Desculpe, parece que estamos sugerindo que O Sobrevivente foi transformado em uma aula de duas horas de Noam Chomsky? Ainda é um espetáculo hollywoodiano — completo com explosões, celebridades e trilha sonora afiada —, polido o suficiente para deixar a Paramount satisfeita sem irritar os censores internos, mas ainda assim descolado o bastante para não parecer um produto de linha de montagem. Wright é geneticamente incapaz de fazer um filme que não se mova, e é possível sentir seu entusiasmo de cinéfilo irradiando da tela toda vez que uma piada visual ou um efeito especial funciona perfeitamente. Powell prova que pode conduzir cenas de perseguição, sequências de ação repletas de dublês e até uma fuga “com pouca roupa”, digna de Harold Lloyd, com a mesma destreza de qualquer astro milionário de hoje. Mesmo os coadjuvantes mais sisudos parecem estar se divertindo.
Mas há um gosto de cinzas contaminando a diversão de pipoca. E quando O Sobrevivente desacelera em seu último quarto, reproduzindo o ato final do livro — que envolve uma refém (Emilia Jones, de CODA), um confronto derradeiro com McCone e um avião sequestrado —, começa-se a sentir o desespero latente da mentalidade Bachman vindo à tona. Um tiroteio em pleno voo soa como um detalhe de última hora, pontuando repetidas mensagens de que, como nos cassinos, “a casa sempre vence” quando se trata de manipulação corporativa. O ritmo e o ânimo caem.

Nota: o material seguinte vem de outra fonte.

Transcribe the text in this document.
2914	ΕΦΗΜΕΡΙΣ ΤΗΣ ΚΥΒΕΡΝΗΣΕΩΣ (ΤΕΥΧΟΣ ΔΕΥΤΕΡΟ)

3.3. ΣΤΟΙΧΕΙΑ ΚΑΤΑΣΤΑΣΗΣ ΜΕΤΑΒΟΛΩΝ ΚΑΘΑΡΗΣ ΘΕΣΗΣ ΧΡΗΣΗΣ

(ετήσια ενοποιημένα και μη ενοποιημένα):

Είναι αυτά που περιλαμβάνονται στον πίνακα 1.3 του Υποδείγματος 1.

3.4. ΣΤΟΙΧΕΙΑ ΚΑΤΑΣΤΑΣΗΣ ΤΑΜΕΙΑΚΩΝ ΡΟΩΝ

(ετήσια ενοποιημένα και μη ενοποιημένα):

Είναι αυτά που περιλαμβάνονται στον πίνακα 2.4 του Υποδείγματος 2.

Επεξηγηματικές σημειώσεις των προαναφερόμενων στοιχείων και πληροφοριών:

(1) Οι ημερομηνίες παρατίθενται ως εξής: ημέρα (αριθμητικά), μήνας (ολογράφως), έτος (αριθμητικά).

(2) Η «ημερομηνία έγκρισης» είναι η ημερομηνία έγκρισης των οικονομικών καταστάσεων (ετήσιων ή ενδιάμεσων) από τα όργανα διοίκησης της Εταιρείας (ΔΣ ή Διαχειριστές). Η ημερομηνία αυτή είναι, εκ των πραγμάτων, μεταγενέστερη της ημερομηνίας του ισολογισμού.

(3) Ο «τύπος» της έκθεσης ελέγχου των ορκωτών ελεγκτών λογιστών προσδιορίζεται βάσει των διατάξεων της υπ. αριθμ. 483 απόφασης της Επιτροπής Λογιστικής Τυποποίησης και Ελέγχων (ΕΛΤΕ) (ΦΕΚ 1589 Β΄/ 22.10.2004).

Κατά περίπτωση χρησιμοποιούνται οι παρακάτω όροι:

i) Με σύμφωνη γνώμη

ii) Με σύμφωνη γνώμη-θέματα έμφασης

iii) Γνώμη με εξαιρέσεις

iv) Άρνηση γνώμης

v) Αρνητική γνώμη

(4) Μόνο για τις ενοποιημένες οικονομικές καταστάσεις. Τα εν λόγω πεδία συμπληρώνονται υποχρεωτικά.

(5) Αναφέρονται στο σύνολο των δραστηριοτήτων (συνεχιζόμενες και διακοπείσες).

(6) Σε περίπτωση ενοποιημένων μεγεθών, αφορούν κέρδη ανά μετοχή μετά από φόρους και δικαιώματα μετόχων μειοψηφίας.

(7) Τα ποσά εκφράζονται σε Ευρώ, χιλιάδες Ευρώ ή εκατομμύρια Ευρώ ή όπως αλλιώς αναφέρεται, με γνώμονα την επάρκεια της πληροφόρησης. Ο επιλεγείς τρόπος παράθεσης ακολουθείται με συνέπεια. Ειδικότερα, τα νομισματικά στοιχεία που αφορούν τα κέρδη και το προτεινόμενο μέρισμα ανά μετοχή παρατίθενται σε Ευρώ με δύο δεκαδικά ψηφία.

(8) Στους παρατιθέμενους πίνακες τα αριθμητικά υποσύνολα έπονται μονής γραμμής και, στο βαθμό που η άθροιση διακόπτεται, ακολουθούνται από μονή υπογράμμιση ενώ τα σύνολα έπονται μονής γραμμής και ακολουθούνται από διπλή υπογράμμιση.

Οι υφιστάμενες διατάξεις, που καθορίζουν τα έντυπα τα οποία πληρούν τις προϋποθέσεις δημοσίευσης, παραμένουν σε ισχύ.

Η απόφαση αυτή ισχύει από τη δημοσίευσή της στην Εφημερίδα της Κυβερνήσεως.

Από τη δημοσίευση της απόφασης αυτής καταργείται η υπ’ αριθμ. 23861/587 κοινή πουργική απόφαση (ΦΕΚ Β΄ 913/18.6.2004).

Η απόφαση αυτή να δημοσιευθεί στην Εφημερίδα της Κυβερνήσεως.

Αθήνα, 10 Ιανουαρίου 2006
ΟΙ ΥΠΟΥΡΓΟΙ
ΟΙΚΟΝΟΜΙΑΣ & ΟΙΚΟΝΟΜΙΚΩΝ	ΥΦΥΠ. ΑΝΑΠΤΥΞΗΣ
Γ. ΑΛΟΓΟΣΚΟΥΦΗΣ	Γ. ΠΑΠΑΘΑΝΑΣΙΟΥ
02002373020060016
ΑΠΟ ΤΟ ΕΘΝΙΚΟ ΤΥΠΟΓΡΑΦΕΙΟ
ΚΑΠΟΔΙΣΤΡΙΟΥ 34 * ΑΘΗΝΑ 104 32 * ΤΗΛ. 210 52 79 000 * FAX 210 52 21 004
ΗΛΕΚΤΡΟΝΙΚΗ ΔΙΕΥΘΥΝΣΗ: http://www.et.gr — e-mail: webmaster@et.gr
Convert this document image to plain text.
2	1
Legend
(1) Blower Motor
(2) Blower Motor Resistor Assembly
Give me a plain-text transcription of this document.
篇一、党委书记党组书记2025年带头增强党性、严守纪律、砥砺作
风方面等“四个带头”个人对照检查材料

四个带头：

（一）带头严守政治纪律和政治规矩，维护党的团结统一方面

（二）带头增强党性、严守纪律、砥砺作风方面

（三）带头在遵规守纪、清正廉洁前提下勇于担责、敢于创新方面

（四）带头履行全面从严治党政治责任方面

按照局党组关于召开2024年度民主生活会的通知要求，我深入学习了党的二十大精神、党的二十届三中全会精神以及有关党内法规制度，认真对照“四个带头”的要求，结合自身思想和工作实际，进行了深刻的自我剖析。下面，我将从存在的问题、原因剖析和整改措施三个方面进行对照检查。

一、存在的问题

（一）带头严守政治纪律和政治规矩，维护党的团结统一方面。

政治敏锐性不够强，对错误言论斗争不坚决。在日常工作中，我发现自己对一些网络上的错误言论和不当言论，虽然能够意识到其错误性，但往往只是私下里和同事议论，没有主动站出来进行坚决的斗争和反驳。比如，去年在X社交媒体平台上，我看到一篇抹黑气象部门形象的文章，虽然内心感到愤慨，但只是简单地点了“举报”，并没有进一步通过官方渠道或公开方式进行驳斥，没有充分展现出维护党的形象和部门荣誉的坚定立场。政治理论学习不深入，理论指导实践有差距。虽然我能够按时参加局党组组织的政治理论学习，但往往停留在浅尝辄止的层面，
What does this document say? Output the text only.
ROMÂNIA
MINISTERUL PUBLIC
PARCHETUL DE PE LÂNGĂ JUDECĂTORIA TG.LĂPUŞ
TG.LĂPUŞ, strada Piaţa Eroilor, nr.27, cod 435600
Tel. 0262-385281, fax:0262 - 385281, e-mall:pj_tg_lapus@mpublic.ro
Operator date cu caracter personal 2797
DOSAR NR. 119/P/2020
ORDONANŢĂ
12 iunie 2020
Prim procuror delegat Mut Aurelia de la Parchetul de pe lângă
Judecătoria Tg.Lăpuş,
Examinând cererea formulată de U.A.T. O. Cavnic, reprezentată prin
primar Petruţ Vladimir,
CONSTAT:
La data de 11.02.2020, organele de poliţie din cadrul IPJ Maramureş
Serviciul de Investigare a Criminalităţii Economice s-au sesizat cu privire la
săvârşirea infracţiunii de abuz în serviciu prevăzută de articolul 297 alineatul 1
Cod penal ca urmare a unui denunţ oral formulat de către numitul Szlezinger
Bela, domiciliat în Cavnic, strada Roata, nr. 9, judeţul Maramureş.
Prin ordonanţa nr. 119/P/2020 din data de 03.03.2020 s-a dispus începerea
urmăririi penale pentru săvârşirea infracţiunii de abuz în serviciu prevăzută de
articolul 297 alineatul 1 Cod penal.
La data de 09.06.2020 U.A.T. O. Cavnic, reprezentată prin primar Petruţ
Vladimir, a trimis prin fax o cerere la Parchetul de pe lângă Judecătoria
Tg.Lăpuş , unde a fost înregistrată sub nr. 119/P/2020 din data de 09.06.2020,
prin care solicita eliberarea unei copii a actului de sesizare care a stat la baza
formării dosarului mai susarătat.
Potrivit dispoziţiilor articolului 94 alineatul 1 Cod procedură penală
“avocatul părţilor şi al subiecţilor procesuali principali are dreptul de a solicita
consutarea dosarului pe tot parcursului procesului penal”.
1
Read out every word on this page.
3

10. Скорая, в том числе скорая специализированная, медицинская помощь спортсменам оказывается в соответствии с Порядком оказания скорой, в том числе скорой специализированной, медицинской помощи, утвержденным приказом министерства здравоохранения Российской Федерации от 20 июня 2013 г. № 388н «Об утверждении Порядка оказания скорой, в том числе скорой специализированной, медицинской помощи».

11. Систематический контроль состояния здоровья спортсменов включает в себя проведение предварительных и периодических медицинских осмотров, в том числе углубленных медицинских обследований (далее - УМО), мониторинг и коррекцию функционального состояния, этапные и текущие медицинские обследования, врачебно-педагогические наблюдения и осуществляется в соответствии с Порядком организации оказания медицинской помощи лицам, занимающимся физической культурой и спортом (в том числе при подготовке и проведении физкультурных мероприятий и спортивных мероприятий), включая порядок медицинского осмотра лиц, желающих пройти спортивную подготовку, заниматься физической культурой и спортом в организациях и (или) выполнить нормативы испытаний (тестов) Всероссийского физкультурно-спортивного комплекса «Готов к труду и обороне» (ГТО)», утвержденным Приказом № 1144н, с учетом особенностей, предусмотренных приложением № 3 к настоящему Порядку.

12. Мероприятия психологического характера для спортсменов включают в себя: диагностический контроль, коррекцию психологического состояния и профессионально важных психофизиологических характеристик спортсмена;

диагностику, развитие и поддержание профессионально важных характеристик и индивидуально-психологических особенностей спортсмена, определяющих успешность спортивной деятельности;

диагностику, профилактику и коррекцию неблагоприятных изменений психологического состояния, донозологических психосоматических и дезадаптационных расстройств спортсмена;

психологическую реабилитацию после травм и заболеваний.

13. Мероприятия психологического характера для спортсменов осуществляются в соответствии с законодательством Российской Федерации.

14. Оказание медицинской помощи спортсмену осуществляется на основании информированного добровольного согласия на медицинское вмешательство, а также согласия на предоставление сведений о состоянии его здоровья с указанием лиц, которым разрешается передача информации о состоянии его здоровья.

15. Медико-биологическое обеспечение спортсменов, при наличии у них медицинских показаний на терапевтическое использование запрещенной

Leitores que se lembram do desfecho do livro vão se dividir entre euforia e náusea diante do compromisso desta adaptação fiel em seguir o espírito do texto; King foi extremamente irônico ao chamá-lo de “a versão Richard Bachman de um final feliz”.
Wright, no entanto, adiciona um epílogo que, sem revelar nada, introduz algo a mais ao jogo de soma zero. Em outra época, o gesto poderia parecer barato — uma saída fácil que sugere universos cinematográficos, continuações e uma velha e boa retribuição moral. Agora, porém, a mudança surfa na sensação de tentar manter a fé na curva da história, mesmo quando isso parece inútil. O Sobrevivente sabe que as coisas estão sombrias. Mas isso não significa que correr em direção à luz deixou de ser um ideal. Ou, em outras palavras: Bachman zombaria do ponto onde o filme deixa o público. Mas Stephen King aprovaria.